The honeybee, Apis mellifera L., plays a vital role in agriculture by assisting in the pollination of a wide variety of crops, with an annual added market value exceeding 15 billion dollars (13). However, the health and vigor of honeybee colonies are threatened by numerous parasites and pathogens, including viruses, bacteria, protozoa, and mites. Among pathogens attacking honeybees, viruses are probably the least understood because of the lack of information about the dynamics underlying viral disease outbreaks.
A most crucial stage in the dynamics of virus infections is the mode of virus transmission. In general, transmission of viruses can occur through two pathways: horizontal and vertical transmission. In horizontal transmission, viruses are transmitted among individuals of the same generation, while vertical transmission occurs from adults to their offspring. Transmission can occur through multiple routes in social organisms. Over the past several years, horizontal transmission of honeybee viruses has been documented in bee colonies. Bowen-Walker et al. (3) experimentally demonstrated that the parasitic mite Varroa destructor obtained deformed wing virus (DWV) from infected bees and acted as a vector to transmit the virus to uninfected bees, which developed morphological deformities or died after mites fed on them for certain periods of time. Our recent study with Kashmir bee virus (KBV) established the role of V. destructor in virus transmission and provided evidence of mite-to-brood transmission and mite-to-mite acquisition of viruses in bee colonies (5). Although these results demonstrated horizontal transmission of viruses, virus transmission in honeybees is still not completely understood. For instance, in our subsequent studies with DWV (4, 6), we detected virus in honeybee eggs and young larvae, life stages not parasitized by Varroa mites. These results suggested an alternative route of transmission and led us to investigate the issue of whether or not viruses can be transmitted vertically from the queen bee to her offspring.

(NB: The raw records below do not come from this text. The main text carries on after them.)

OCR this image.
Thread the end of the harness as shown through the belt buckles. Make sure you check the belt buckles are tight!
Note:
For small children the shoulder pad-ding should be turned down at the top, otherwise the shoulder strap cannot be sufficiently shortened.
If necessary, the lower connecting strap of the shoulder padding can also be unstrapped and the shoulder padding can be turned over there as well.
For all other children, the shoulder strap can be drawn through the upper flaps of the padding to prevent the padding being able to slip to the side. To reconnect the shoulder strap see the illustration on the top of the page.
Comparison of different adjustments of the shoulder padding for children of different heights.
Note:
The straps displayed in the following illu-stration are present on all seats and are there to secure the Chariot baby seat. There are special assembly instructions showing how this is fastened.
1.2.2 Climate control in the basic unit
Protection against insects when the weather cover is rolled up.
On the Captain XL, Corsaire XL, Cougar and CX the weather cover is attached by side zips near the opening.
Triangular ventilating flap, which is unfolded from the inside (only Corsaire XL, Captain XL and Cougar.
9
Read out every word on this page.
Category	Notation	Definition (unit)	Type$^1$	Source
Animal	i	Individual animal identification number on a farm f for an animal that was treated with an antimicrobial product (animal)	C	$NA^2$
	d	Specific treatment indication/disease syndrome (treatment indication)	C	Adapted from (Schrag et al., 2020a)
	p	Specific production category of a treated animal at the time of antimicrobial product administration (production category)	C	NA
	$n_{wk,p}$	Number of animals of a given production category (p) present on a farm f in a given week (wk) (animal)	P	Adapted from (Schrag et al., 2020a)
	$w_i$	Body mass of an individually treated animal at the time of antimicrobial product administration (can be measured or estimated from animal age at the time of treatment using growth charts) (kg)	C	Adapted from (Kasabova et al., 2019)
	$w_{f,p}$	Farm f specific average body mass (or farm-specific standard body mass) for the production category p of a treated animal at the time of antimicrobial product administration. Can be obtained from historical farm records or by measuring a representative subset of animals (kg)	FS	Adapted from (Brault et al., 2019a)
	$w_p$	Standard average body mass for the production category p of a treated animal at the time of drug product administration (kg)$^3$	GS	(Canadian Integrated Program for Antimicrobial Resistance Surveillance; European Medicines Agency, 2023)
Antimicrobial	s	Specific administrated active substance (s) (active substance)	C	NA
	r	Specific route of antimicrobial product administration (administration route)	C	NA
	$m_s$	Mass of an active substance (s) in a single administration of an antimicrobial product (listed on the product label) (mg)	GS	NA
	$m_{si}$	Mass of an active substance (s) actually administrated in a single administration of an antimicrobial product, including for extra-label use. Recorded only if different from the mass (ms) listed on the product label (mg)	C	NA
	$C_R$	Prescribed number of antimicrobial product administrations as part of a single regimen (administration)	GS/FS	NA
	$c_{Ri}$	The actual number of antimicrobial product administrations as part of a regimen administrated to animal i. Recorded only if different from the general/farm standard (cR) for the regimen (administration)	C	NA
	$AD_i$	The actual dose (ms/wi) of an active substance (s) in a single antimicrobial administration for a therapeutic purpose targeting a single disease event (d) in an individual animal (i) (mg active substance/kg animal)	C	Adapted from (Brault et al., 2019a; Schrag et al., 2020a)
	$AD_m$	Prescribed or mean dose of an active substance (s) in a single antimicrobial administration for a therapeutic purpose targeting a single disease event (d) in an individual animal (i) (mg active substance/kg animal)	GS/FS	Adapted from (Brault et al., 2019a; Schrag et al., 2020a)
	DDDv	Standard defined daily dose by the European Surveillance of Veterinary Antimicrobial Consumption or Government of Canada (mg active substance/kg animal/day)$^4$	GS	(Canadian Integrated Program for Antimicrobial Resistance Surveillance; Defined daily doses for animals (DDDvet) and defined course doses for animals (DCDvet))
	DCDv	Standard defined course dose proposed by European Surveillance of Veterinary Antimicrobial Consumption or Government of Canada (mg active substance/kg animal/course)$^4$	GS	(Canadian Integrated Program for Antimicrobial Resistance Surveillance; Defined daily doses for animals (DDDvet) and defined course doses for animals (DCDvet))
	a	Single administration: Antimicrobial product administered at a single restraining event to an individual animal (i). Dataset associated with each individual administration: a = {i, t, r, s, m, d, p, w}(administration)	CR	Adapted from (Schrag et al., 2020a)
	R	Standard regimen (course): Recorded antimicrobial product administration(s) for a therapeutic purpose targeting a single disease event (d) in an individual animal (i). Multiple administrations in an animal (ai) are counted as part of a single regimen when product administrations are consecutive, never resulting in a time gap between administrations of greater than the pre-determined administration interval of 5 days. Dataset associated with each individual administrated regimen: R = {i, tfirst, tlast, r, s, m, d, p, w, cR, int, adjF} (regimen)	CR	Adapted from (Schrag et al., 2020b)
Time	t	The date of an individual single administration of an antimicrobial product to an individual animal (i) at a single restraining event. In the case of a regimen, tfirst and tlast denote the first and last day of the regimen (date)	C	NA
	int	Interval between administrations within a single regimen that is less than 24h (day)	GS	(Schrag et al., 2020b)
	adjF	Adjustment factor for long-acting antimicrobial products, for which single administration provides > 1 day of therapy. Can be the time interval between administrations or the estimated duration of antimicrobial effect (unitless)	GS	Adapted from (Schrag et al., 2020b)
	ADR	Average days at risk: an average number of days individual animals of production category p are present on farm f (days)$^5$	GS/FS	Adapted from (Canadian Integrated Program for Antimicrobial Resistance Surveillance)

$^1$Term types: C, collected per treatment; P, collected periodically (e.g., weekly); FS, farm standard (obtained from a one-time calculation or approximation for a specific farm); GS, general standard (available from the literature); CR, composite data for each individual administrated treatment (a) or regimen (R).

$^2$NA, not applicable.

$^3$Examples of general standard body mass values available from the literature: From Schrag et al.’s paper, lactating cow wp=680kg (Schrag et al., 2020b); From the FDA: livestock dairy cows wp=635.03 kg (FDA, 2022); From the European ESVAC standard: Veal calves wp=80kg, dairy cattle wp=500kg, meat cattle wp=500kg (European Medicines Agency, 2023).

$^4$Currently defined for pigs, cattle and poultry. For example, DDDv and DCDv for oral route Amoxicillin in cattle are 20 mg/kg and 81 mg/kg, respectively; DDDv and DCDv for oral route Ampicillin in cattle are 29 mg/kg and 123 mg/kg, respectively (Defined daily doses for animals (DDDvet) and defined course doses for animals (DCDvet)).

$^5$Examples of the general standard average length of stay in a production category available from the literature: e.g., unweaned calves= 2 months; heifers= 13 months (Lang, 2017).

For the present study, the transmission of viruses from the queen to the next generation was investigated in honeybee colonies. Using reverse transcription-PCR (RT-PCR), we examined various tissues of queen bees for presence of viruses. Furthermore, virus titers in different queen tissues were compared by semiquantitative RT-PCR to identify potential tissue reservoirs of virus replication in the body of the queen. Additionally, we examined the eggs, larvae, and adult worker bees associated with each queen for the presence of viruses in an attempt to prove vertical transmission.
MATERIALS AND METHODS
Sample collection.Ten honeybee colonies maintained in the USDA-ARS Bee Research Laboratory apiaries, Beltsville, MD, were chosen randomly for vertical virus transmission studies. Queens were collected from each colony, isolated in a small cage individually with several attending workers, and supplied with honey. A representative brood frame containing eggs and brood of various ages was selected from each colony. Larvae were collected by uncapping brood cells and transferring them to individual microcentrifuge tubes with fine forceps. Adult bees were collected by shaking the frame and gently scraping worker bees into 50-ml conical tubes. About 50 eggs from each colony were collected with a tapered brush. Eggs were washed in 5% Clorox solution for 5 min to minimize possible surface contamination and then rinsed in DNase- and RNase-free water (Invitrogen, Carlsbad, CA) three times. Eggs were subjected to RNA extraction immediately. All samples were stored at −80°C for further analysis.
Queen feces collection.Queens were removed from each colony and initially isolated individually in small queen cages, and then each queen was transferred to a 100- by 15-mm petri dish to allow it to defecate. The clear fecal material was collected with a micropipette; about 20 to 25 μl of feces could be collected from each queen after 30 min of isolation. Collected feces were stored in −80°C freezer until used.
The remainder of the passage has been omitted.